Keuangan

Rupiah Melemah ke Rp16.629 per Dolar AS Sore Ini.

Rupiah melemah 0,27% ke Rp16.629 per Dolar AS pada penutupan Kamis (23/10/2025), dipicu oleh ketidakpastian global dan dampak keputusan BI menahan suku bunga.

JAKARTA · Sunday, 26 October 2025 06:00 WITA · Dibaca: 58
Rupiah Melemah ke Rp16.629 per Dolar AS Sore Ini.

JAKARTA, JClarity – Nilai tukar (kurs) Rupiah ditutup melemah signifikan pada penutupan perdagangan pasar spot sore hari ini, Kamis (23/10/2025).
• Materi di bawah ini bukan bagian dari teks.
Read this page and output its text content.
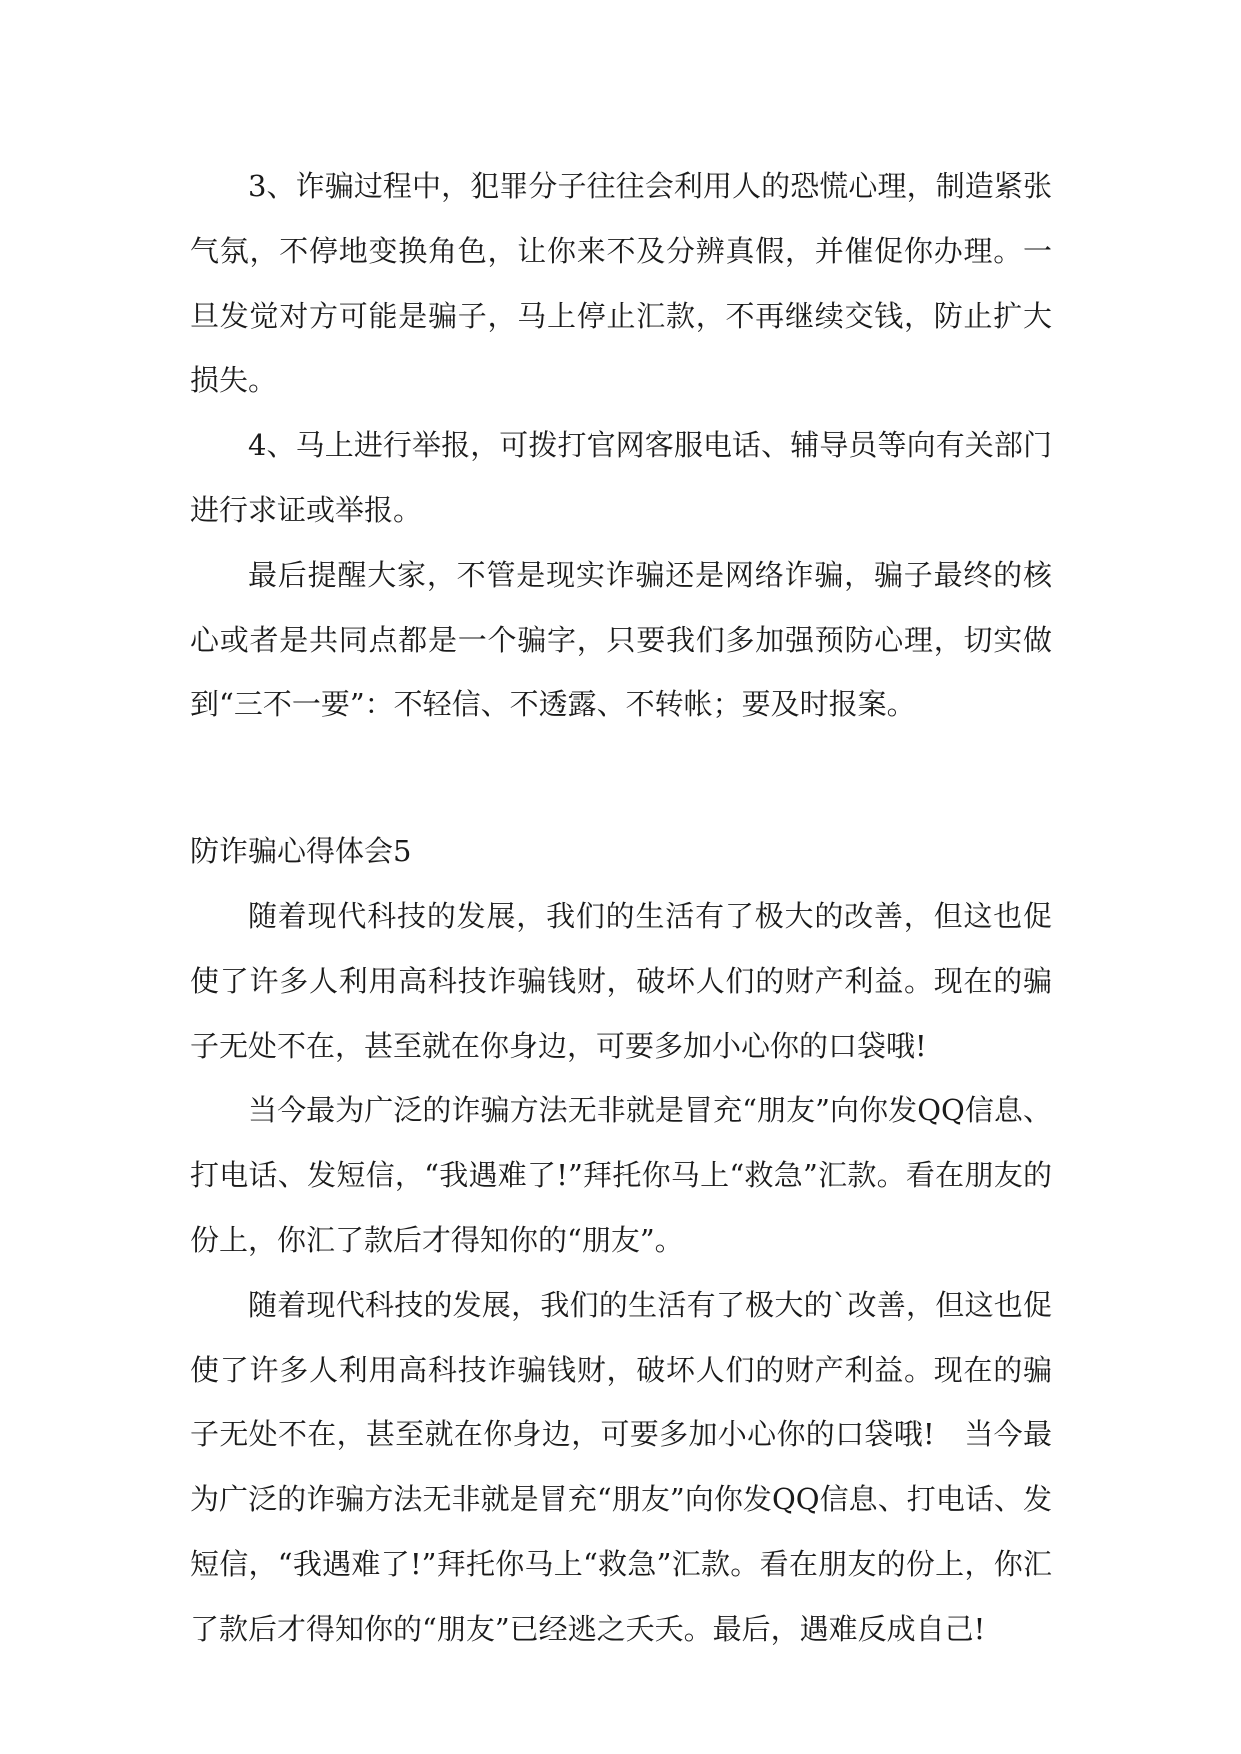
3、诈骗过程中，犯罪分子往往会利用人的恐慌心理，制造紧张气氛，不停地变换角色，让你来不及分辨真假，并催促你办理。一旦发觉对方可能是骗子，马上停止汇款，不再继续交钱，防止扩大损失。

4、马上进行举报，可拨打官网客服电话、辅导员等向有关部门进行求证或举报。

最后提醒大家，不管是现实诈骗还是网络诈骗，骗子最终的核心或者是共同点都是一个骗字，只要我们多加强预防心理，切实做到“三不一要”：不轻信、不透露、不转帐；要及时报案。

防诈骗心得体会5

随着现代科技的发展，我们的生活有了极大的改善，但这也促使了许多人利用高科技诈骗钱财，破坏人们的财产利益。现在的骗子无处不在，甚至就在你身边，可要多加小心你的口袋哦!

当今最为广泛的诈骗方法无非就是冒充“朋友”向你发QQ信息、打电话、发短信，“我遇难了!”拜托你马上“救急”汇款。看在朋友的份上，你汇了款后才得知你的“朋友”。

随着现代科技的发展，我们的生活有了极大的`改善，但这也促使了许多人利用高科技诈骗钱财，破坏人们的财产利益。现在的骗子无处不在，甚至就在你身边，可要多加小心你的口袋哦!　当今最为广泛的诈骗方法无非就是冒充“朋友”向你发QQ信息、打电话、发短信，“我遇难了!”拜托你马上“救急”汇款。看在朋友的份上，你汇了款后才得知你的“朋友”已经逃之夭夭。最后，遇难反成自己!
Berdasarkan data Bloomberg, Rupiah terkapar di level Rp16.629 per Dolar Amerika Serikat (AS), terdepresiasi sebesar 44 poin atau 0,27% dibandingkan penutupan hari sebelumnya di level Rp16.585 per Dolar AS.
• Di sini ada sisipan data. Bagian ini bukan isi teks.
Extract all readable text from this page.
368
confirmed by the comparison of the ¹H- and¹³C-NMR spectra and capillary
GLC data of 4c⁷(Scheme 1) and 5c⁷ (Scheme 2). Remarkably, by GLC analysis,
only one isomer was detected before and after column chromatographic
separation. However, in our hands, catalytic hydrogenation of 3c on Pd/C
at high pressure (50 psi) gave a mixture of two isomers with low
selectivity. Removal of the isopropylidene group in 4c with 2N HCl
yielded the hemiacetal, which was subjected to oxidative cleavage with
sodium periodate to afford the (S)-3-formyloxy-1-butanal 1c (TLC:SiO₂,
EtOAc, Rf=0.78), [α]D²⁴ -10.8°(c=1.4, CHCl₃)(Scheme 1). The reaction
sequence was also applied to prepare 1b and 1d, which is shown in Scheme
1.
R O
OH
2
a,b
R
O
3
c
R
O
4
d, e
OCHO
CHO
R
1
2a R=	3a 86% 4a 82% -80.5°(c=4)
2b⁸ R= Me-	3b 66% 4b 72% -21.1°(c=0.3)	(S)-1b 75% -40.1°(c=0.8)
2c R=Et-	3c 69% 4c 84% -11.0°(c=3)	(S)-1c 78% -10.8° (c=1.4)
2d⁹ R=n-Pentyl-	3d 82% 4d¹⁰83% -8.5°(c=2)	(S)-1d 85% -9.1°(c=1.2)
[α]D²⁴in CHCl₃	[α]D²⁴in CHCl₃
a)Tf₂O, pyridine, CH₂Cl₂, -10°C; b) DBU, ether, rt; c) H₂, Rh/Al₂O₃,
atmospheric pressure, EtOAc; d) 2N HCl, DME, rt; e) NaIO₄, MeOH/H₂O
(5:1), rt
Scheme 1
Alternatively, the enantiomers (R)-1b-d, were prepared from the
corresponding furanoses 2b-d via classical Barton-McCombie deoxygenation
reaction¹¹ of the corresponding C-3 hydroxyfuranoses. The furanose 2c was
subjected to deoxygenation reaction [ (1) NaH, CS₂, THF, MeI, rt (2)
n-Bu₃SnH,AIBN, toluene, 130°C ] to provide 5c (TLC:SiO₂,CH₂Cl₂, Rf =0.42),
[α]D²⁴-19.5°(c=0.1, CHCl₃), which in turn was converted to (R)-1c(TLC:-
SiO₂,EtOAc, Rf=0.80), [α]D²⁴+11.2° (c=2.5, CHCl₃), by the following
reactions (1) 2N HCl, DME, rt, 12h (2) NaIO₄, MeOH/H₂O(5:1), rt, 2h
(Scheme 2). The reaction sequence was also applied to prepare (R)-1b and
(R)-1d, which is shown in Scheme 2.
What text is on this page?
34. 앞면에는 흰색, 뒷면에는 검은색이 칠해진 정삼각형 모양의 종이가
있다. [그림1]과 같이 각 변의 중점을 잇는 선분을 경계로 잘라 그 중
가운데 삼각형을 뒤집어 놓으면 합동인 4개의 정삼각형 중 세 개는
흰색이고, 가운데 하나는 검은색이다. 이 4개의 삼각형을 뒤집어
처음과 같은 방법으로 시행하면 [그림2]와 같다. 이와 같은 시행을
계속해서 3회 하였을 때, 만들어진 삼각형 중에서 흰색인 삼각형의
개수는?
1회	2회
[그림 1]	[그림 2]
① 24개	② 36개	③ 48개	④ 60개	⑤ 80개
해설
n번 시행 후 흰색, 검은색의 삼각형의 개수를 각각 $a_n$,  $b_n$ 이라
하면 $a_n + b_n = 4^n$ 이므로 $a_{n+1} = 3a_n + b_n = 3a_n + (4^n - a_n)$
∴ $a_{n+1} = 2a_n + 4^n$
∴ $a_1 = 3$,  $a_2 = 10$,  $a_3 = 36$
Pelemahan tajam mata uang Garuda ini dipicu oleh kombinasi sentimen negatif dari domestik dan eksternal. Secara eksternal, ketidakpastian global memuncak di tengah berlanjutnya penutupan (shutdown) Pemerintah AS yang telah memasuki hari ke-22, ditambah dengan memanasnya kembali ketegangan perang dagang antara AS dan Tiongkok. Kekhawatiran ini mendorong indeks Dolar AS (DXY) untuk menguat, memberi tekanan langsung pada mata uang Asia, termasuk Rupiah.

Dari sisi domestik, keputusan Bank Indonesia (BI) untuk mempertahankan suku bunga acuan (BI Rate) pada level 4,75% dalam Rapat Dewan Gubernur (RDG) bulan Oktober 2025 dinilai belum mampu memberikan dorongan signifikan. Analis menilai, kebijakan moneter yang ditahan ini berdampak pada berlanjutnya tren jual obligasi negara oleh investor asing, yang kemudian menekan nilai tukar. Selain itu, kekhawatiran pasar terhadap disiplin fiskal pemerintah di tengah rencana belanja ekspansif juga turut membebani sentimen.

Sebagai perbandingan, pada saat yang sama, Kurs Jakarta Interbank Spot Dollar Rate (JISDOR) yang ditetapkan Bank Indonesia (BI) juga mencatatkan pelemahan pada level Rp16.645 per Dolar AS. Pelemahan ini menempatkan Rupiah dan Won Korea Selatan sebagai mata uang dengan kinerja terlemah di kawasan Asia pada hari ini.

Meskipun ditutup melemah pada Kamis sore, pada perdagangan Jumat (24/10/2025) pagi, Rupiah sempat dibuka menguat tipis ke Rp16.625 per Dolar AS. Analis memperkirakan pergerakan Rupiah ke depan akan sangat bergantung pada rilis data inflasi AS yang tertunda dan dinamika politik global, khususnya rencana pertemuan antara Presiden AS Donald Trump dan Presiden Tiongkok Xi Jinping yang diharapkan dapat meredakan ketegangan dagang.